Inflation en retrait, décision monétaire imminente
À quelques jours d’une nouvelle délibération du Conseil des gouverneurs, les données définitives d’Eurostat confirment un infléchissement de la hausse des prix en zone euro : le taux annuel recule de 3,2 % en mai à 2,8 % en juin.

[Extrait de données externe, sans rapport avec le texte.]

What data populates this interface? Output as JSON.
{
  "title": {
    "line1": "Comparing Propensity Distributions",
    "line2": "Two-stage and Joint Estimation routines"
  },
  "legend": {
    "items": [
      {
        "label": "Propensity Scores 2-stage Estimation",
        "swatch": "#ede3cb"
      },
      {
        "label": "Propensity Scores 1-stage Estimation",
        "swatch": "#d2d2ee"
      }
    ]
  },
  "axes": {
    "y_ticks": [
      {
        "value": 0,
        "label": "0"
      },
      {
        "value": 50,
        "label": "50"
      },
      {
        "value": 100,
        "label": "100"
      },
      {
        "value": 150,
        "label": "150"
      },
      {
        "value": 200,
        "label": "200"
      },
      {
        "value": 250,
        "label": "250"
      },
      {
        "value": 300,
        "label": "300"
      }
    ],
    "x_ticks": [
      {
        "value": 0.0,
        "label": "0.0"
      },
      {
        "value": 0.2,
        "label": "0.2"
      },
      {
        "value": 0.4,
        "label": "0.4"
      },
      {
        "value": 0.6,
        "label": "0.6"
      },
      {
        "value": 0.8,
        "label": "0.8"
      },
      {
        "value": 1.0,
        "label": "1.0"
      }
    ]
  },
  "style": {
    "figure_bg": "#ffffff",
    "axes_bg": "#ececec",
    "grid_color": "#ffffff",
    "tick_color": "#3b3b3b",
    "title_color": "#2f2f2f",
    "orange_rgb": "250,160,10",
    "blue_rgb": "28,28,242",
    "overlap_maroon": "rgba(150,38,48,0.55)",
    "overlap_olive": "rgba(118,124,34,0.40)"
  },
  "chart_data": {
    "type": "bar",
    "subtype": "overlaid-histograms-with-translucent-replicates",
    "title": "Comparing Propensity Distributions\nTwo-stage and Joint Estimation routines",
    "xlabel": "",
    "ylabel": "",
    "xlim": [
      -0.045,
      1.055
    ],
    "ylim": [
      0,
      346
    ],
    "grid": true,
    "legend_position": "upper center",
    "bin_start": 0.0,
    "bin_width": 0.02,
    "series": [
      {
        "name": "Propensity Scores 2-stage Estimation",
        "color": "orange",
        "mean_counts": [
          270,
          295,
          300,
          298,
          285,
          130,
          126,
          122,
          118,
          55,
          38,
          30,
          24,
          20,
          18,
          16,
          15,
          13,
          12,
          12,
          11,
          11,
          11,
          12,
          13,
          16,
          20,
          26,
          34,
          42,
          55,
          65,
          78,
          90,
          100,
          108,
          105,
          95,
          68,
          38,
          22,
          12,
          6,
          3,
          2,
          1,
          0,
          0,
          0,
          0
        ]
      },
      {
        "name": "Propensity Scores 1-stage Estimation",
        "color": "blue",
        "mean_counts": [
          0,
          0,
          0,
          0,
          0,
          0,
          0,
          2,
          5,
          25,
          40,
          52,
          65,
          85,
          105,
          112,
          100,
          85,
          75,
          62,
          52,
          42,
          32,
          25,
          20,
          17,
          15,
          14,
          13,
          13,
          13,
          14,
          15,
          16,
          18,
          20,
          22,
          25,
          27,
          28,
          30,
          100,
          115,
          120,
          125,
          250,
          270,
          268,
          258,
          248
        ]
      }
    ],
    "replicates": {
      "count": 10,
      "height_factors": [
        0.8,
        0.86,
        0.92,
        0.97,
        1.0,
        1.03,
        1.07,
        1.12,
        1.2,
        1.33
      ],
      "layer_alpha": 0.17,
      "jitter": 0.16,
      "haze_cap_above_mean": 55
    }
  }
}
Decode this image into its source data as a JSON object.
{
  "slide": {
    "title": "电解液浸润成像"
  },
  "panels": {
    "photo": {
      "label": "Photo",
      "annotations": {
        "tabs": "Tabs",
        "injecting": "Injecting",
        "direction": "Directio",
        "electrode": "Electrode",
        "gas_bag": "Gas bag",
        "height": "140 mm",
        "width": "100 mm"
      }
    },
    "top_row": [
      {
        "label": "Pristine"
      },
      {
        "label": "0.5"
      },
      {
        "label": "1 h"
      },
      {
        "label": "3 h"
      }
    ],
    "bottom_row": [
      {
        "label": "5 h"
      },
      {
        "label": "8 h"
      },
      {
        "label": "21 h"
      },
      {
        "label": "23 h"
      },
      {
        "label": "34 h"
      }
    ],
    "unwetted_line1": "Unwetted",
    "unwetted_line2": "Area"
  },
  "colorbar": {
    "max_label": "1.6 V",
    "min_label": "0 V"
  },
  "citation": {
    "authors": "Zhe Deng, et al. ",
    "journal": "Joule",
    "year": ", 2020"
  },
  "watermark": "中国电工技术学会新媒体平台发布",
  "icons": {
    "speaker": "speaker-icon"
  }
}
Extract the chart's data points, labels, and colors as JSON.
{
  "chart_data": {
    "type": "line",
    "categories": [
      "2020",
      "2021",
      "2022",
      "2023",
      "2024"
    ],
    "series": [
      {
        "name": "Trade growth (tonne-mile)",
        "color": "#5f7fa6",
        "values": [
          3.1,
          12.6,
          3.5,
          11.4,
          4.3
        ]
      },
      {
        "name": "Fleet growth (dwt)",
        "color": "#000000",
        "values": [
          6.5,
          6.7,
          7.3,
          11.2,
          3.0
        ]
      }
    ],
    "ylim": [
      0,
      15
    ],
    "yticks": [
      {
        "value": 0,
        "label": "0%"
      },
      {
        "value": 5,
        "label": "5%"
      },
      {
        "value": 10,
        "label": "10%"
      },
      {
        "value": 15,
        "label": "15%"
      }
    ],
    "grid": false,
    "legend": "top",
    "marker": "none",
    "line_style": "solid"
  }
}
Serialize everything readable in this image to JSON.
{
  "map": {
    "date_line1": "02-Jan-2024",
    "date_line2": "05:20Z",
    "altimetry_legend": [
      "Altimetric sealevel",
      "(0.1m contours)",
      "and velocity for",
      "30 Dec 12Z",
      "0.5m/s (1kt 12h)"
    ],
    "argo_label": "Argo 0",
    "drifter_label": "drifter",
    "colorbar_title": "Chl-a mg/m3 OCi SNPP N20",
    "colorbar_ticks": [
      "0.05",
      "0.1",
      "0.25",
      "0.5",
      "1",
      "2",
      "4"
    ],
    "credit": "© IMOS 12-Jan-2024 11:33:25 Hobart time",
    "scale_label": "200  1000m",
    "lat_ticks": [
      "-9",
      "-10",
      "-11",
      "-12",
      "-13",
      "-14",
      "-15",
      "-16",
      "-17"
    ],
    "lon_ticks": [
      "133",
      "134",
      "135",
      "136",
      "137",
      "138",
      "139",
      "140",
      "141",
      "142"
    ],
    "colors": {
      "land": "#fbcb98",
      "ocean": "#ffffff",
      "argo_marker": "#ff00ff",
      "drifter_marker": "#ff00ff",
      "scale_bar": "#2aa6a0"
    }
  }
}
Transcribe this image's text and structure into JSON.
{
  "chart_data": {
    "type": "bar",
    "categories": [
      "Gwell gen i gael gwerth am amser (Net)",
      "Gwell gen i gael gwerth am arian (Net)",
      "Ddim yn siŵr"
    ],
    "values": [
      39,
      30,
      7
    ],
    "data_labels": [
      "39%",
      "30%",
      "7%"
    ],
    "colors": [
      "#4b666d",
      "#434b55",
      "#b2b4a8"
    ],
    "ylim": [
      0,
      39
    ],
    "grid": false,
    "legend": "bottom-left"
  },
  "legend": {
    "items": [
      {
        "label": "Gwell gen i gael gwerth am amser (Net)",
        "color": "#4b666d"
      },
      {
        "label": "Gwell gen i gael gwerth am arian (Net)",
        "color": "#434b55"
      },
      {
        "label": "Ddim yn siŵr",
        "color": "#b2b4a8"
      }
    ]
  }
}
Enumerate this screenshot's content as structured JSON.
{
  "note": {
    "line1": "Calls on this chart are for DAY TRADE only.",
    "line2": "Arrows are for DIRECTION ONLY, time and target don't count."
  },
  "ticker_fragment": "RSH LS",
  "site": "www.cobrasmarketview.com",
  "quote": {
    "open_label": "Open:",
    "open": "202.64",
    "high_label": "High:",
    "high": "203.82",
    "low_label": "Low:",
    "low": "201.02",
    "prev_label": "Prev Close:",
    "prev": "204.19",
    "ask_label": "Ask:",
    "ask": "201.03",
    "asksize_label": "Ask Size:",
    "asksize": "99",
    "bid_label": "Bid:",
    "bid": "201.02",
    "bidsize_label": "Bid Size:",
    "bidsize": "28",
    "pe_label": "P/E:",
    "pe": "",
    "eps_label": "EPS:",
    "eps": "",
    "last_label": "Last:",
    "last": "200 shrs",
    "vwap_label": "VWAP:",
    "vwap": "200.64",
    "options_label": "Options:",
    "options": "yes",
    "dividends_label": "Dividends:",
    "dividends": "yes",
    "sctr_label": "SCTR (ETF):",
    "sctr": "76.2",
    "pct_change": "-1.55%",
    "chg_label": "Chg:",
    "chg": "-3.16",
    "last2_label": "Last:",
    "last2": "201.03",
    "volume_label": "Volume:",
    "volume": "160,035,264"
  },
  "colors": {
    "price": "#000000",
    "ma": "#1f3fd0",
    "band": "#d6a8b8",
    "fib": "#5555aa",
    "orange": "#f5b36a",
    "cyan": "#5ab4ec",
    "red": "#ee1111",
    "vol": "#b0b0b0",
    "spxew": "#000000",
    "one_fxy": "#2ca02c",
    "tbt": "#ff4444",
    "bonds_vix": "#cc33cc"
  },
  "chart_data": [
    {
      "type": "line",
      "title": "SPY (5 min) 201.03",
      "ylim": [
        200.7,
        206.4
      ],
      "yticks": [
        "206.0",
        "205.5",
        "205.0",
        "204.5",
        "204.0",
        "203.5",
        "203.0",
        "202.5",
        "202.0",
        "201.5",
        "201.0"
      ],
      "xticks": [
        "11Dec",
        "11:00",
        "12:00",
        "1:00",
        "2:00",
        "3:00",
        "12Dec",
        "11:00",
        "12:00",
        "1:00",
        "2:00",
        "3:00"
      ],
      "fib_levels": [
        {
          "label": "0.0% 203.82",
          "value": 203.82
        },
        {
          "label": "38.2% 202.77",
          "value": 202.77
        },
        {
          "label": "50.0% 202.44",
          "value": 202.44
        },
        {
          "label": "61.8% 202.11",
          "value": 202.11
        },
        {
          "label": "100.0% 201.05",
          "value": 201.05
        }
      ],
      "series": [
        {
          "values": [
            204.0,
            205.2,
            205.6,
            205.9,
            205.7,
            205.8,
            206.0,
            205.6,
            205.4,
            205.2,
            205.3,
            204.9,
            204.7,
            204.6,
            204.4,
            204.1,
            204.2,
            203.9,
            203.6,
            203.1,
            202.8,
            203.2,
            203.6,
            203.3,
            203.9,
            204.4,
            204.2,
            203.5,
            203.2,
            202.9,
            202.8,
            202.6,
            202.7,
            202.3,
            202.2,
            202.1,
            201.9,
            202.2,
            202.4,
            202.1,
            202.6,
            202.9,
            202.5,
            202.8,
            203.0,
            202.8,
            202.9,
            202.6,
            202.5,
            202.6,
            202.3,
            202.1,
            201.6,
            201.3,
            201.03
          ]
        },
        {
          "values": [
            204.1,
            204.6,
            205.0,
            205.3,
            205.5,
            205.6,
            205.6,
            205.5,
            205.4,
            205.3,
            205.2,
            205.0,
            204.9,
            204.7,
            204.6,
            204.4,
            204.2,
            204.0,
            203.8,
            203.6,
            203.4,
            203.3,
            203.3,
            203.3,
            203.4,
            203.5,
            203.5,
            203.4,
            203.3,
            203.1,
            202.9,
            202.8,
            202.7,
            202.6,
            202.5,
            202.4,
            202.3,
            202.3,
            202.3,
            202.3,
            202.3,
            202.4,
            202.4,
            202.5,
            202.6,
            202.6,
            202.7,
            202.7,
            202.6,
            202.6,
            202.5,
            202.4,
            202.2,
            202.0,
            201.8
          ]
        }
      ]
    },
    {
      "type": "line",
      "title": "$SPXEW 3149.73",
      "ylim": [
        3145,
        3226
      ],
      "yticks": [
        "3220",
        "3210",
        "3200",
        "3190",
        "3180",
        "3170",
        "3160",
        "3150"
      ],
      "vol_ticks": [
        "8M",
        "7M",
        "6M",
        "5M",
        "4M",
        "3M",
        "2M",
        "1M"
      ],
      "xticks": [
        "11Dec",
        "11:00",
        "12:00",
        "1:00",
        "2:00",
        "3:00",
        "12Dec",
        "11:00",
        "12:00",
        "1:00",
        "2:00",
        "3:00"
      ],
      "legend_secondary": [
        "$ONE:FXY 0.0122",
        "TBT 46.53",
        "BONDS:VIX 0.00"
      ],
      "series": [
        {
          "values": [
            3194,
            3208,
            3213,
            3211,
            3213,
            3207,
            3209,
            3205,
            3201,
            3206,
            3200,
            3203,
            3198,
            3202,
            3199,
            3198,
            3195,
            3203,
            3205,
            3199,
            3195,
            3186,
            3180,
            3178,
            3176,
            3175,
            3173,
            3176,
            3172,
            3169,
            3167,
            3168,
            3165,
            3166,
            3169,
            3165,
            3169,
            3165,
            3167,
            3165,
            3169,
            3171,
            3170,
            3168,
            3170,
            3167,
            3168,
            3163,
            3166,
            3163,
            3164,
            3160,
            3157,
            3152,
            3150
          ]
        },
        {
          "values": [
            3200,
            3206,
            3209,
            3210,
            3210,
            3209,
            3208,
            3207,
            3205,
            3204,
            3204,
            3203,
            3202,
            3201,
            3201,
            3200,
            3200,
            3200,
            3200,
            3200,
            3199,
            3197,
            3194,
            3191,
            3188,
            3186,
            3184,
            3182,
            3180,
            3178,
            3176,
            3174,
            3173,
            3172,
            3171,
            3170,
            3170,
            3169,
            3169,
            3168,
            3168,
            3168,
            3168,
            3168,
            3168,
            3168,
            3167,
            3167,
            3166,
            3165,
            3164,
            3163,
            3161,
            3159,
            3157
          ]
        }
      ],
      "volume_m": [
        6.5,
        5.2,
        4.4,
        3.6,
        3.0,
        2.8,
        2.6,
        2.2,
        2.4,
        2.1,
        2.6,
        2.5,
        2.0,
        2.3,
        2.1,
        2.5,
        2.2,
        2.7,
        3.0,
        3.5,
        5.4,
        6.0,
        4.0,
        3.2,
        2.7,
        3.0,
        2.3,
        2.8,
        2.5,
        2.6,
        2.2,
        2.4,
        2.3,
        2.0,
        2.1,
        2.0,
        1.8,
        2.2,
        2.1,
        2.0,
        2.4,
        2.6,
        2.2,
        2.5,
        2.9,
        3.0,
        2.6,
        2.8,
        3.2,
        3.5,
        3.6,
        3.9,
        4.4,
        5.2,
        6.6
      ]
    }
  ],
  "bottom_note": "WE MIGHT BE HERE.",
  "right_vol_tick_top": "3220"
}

Ce reflux intervient après l’accélération observée depuis janvier et nourrira le débat sur l’opportunité d’une pause après le resserrement intervenu en juin.
Le détail du panier conforte ce scénario : l’inflation sous-jacente – hors énergie, alimentation, alcool et tabac – ralentit de 2,6 % à 2,4 %, l’énergie passe de 10,8 % à 8,5 %, et les services de 3,5 % à 3,2 %. Le recul du taux global touche 22 des 27 États membres.
France et grands pays : un paysage plus contrasté
Parmi les principales économies de la zone, les dernières mesures d’Eurostat situent l’Allemagne à 2,4 %, la France à 2 %, l’Italie à 3 % et l’Espagne à 3,6 %. Pour l’Hexagone, cette configuration conforte la trajectoire de désinflation, tout en rappelant que la composante services demeure élevée à l’échelle de la zone.
| Zone/pays | Taux d'inflation |
|---|---|
| Zone euro (global) | 2,8 % (juin) |
| France | 2,0 % |
| Allemagne | 2,4 % |
| Italie | 3,0 % |
| Espagne | 3,6 % |
| Inflation sous-jacente (ZE) | 2,4 % |
| Énergie (ZE) | 8,5 % |
| Services (ZE) | 3,2 % |
BCE : après la hausse de juin, un dilemme ravivé par le pétrole
En juin, la Banque centrale européenne a porté le taux de la facilité de dépôt de 2 % à 2,25 %, une première augmentation depuis près de trois ans. Cette décision répondait à un sursaut de l’inflation à 3,2 % en mai, sur fond d’escalade liée à la guerre en Iran. Or, le choc énergétique s’est de nouveau durci : après un reflux vers 72 $ le baril à la faveur d’un accord de paix provisoire fin juin, le Brent est remonté à 87 $ vendredi.
Les tensions géopolitiques ont regagné en intensité : des frappes ont été échangées entre les États-Unis et l’Iran, Téhéran a visé des navires et menacé les exportations d’énergie régionales, tandis que Washington a rétabli des sanctions et renforcé son blocus naval. Dans ce contexte, ING estime que la possibilité d’un relèvement surprise n’est pas à exclure, même si la banque s’attend « à un statu quo », une option de nouvelle hausse paraissant plus plausible en septembre.
« La trêve s’est fortement effritée ce mois-ci »
Quels effets pour l’économie française ?
Pour les ménages et les entreprises en France, une décision de statu quo de la BCE, rendue plus probable par l’apaisement des indicateurs sous-jacents, stabiliserait les conditions de financement à court terme. À l’inverse, une nouvelle hausse pour contrer un choc pétrolier prolongé renchérirait le crédit et pourrait peser davantage sur l’investissement et la consommation. Dans les deux cas, la remontée des cours du brut reste un facteur de risque pour les coûts de production et le pouvoir d’achat.
Le recul à 2 % de l’inflation en France constitue un point d’appui pour l’économie nationale, mais la persistance d’une inflation des services en zone euro et la volatilité énergétique imposent la prudence. La réunion de jeudi devra arbitrer entre une désinflation qui gagne en assise et un environnement géopolitique susceptible de réactiver des tensions sur les prix.
Les éléments à surveiller
- La décision de la BCE et son discours d’orientation, au regard du ralentissement de l’inflation sous-jacente.
- L’évolution du Brent et des tensions liées à l’Iran, déterminantes pour la composante énergie.
- La dispersion des dynamiques nationales (France à 2 % vs. Espagne à 3,6 %) et leurs effets sur la transmission monétaire.